As I write, Facebook founder Mark Zuckerberg is answering questions in the Senate. He’s avoided this session to date. Today, he can’t.
And that’s because his business model and a sloppy thirst for income led to a frightening abuse of users’ information.
Yes, we’ve all heard it before: if you’re not paying for it, you’re the product, not the customer.
Some of us steered clear of Facebook (and Instagram, owned by Facebook). Some of us decided we’d take the risk. Some of us had no idea at all what joining might mean.
It will be interesting to see if the public scolding results in any meaningful changes at Facebook – or (less likely right now) meaningful legislation.
But this isn’t really a post about Facebook.
It’s a post about your organization. And trust.
Facebook is the 8,000 lb. gorilla of social media. That means the #deleteFacebook movement isn’t likely to hurt them much. Too many people have already invested too much in the relationships, pages, and groups to be found on Facebook.
But chances are, your organization does not have that reach. To your donors, you are not impossible to do without.

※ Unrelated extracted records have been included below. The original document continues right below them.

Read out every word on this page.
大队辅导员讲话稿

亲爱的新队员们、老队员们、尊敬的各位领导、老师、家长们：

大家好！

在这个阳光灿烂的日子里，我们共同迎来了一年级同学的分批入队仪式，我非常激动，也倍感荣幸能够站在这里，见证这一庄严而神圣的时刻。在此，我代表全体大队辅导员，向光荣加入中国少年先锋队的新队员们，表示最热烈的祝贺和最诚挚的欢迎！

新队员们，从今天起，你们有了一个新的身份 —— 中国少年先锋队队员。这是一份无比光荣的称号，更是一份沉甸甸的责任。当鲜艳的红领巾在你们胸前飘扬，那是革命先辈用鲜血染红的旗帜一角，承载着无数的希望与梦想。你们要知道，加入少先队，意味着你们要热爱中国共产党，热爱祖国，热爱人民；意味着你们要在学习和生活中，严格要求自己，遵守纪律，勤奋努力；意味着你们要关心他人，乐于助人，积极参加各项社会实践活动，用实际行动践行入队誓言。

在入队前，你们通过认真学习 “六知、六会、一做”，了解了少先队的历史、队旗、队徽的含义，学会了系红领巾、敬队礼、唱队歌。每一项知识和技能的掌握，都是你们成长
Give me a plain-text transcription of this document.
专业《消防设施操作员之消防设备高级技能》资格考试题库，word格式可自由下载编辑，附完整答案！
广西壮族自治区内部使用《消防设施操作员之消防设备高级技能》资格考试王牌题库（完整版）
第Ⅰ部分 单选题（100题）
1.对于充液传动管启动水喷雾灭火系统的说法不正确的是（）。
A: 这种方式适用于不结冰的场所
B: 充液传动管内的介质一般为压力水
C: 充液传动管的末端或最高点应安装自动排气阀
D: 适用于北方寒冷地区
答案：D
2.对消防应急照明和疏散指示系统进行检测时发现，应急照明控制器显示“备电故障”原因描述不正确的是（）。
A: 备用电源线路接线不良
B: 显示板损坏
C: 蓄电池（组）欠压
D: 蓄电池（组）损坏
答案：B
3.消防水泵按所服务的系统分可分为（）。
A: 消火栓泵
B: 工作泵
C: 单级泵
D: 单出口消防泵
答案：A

So you need to care about your reputation. Trust, once lost, is very hard to regain.
So how are you guarding the trust your donors place in you?
Things you can do to build trust
- Keep your promises
- Show as well as tell
- Be consistent
- Treat donor data as if it’s as important as money
Keep your promises
What’s your promise to donors? What is it you tell donors a gift will do?
Chances are, if your promise sounds outlandish, you’ll have a hard time persuading donors to join you.
This is a tricky line. Finding the center of it requires both a passionate belief in your mission and a cynical look from outside eyes.
Donors aren’t stupid. But we all want to believe we can accomplish great things. So will her $50 change the world? No.
But will it change one person’s world? That’s a promise you might be able to honestly make.
It’s tempting to wax poetic and fall in love with your own organization. But do the harder work: make honest offers that are also emotionally meaningful.
Show as well as tell
So you’ve create a great, emotional offer. And donors respond. You’re not near done yet, though. You have only begun!
Every step from that first gift will determine whether you donor feels the decision to trust you was wise is critical.
That first gift is a test. Your donor is wondering now whether she made a good decision. You need to persuade her that’s true.
So confirm her decision quickly with a grateful (not formulaic) thank you. You can even tell her she has made a good decision!
Then you have to show your work.
This is where impact reports and newsletters are so important. You can say “you’ve done a great thing!” But it’s more powerful to show it.
Tell human-scale stories. Not about thousands, but about one person. That one life you promised would change? Show how it did. And as important, tell when it missed.
Honesty builds trust.
This is often overlooked. In the hurry to push out as much communication as we can, we tend to be looking toward the next shiny thing. Your donors, however, are still assessing the first shiny thing you offered.
Work hard at creating your essential messaging tools. What purpose does your organization serve? Who does it serve? Why?
Even if you’re not in the midst of a big campaign, you should create a case statement. It doesn’t have to be long or fancy. It does have to be compelling.
Then use that messaging, over and over. Repetition builds trust.
Remember that when you’re so tired of it you want to scream, your donors are just becoming aware of your message. You have to go at their pace.
Donor data is not yours to sell
Yes, I know new donors must come from somewhere. And trading or selling lists seems like a great way to make money or find new prospects.
But if the questions of the day about data and privacy haven’t already alerted you, your donors are wondering.
I dislike selling donor information. I know some do it. But I don’t believe it’s ours to sell.
I believe donor data is ours in trust. And it should never be used outside the organization unless the donor has been asked for and given permission.
Instead of looking at that as a burden, you can think of it as a wonderful opportunity. It’s a chance to show donors you take them and their information seriously.
So what if there’s a trade opportunity that could benefit two organizations?
I get it. It happens.
But again, you need to ask. And use the request as an opportunity to introduce your donors to a cause you think they’d be interested in.
“I know you care about the environment. So Clean Air is partnering with Clean Water. We’d like to share your mailing address so that you could hear more about their work – because we think you’d be interested. If you would, please let us know.”
See, not so hard. And rather than handing off your donors, you are demonstrating that their desires – to make a better world in some way – are more important to you than your bottom line.
That’s trust. And you need to show it to gain it.